- Founded: 1986
- Founder: Ian Green
- Genre: Scottish traditional music
- Location: Cockenzie, Scotland
- Official website: www.greentrax.com

= Greentrax Recordings =

Scottish record label

Greentrax Recordings are a Scottish record label that specialises in Scottish traditional music.

== History ==
The label was founded in 1986 by former police inspector Ian Green, who played the bagpipes and was responsible for arranging folk music at the police social club. He was also involved with the magazine Sandy Bell's Broadsheet. Prior to his retirement, Green had been selling an increasing number of records at the Edinburgh Folk Club, at festivals, and via his Discount Folk Records mail order service, and continued this on retiring. He invested some of his pension into setting up the label, and the name came from a competition run by BBC Radio Scotland.

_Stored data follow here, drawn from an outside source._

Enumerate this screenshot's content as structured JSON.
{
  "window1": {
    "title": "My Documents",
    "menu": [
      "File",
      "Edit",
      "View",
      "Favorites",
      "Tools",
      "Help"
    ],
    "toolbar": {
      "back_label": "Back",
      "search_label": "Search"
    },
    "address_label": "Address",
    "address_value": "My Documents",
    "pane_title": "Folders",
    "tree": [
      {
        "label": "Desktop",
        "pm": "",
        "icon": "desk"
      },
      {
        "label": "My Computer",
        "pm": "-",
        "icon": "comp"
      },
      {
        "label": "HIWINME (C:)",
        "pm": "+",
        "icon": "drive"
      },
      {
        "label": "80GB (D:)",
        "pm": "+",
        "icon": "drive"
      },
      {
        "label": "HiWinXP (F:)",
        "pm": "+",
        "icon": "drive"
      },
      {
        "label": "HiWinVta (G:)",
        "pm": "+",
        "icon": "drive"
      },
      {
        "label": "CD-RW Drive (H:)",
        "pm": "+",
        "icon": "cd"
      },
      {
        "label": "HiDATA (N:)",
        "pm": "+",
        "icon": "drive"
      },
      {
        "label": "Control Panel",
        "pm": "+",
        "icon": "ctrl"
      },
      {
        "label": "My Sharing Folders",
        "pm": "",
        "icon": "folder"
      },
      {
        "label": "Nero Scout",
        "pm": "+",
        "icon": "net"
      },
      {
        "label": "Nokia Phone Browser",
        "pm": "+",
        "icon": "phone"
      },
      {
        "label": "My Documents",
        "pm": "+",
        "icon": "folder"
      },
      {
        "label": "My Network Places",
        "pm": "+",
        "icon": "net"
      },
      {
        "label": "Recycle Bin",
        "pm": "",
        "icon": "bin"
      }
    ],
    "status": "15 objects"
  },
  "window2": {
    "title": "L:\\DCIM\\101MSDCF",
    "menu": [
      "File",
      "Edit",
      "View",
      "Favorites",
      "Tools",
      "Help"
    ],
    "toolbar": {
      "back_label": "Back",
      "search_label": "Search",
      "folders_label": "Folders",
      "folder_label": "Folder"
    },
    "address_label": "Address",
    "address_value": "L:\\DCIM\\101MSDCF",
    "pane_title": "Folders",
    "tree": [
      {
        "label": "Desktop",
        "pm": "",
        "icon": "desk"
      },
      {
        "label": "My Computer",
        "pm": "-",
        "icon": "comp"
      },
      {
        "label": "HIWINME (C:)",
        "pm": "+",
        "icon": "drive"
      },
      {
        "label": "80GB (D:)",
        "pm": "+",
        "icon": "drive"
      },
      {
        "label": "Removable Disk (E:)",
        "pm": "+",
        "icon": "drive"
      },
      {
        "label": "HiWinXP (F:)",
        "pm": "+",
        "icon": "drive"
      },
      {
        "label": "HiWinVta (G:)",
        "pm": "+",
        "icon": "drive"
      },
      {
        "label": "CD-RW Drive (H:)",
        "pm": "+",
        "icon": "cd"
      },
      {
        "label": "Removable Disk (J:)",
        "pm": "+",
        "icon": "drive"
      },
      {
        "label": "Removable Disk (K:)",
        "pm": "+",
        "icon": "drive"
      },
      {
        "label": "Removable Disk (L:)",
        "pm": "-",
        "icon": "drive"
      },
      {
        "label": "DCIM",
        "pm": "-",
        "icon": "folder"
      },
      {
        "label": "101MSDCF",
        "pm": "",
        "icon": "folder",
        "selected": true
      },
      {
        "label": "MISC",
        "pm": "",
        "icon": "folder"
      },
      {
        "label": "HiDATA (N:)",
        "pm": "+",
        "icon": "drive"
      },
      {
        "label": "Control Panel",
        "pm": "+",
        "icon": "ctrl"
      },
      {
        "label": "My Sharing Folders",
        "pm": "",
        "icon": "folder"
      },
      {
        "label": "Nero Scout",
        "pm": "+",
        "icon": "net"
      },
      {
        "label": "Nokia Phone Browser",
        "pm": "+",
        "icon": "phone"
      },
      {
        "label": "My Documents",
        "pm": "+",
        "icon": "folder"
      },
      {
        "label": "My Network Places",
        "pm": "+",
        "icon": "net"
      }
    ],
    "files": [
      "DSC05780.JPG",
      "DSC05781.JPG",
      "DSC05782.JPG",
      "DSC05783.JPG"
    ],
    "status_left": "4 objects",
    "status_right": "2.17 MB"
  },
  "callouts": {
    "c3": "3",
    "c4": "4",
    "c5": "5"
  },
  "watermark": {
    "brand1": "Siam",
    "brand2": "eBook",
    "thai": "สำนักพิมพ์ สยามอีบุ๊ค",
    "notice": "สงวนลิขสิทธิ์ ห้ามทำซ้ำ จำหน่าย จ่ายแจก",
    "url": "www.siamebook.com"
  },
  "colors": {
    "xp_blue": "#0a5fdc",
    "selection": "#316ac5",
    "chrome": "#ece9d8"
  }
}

On 11 March 2024, Greentrax announced that its founder, Ian Green, had died at the age of 90.

==Artists==
The Greentrax catalogue include releases by Gordon Duncan, RURA, Barbara Dickson, The McCalmans, Paul McKenna Band, Jean Redpath, Catherine-Ann MacPhee, Adam McNaughton, Archie Fisher, Aly Bain, Brian McNeill, Judy Small, Shooglenifty, Tony McManus, Fiddlers' Bid, Chris Stout, Willie Hunter & Violet Tulloch, Bodega, Peerie Willie Johnson, Shoormal, Ceilidh Minogue, Dick Gaughan, The Whistlebinkies, The Poozies and the Peatbog Faeries.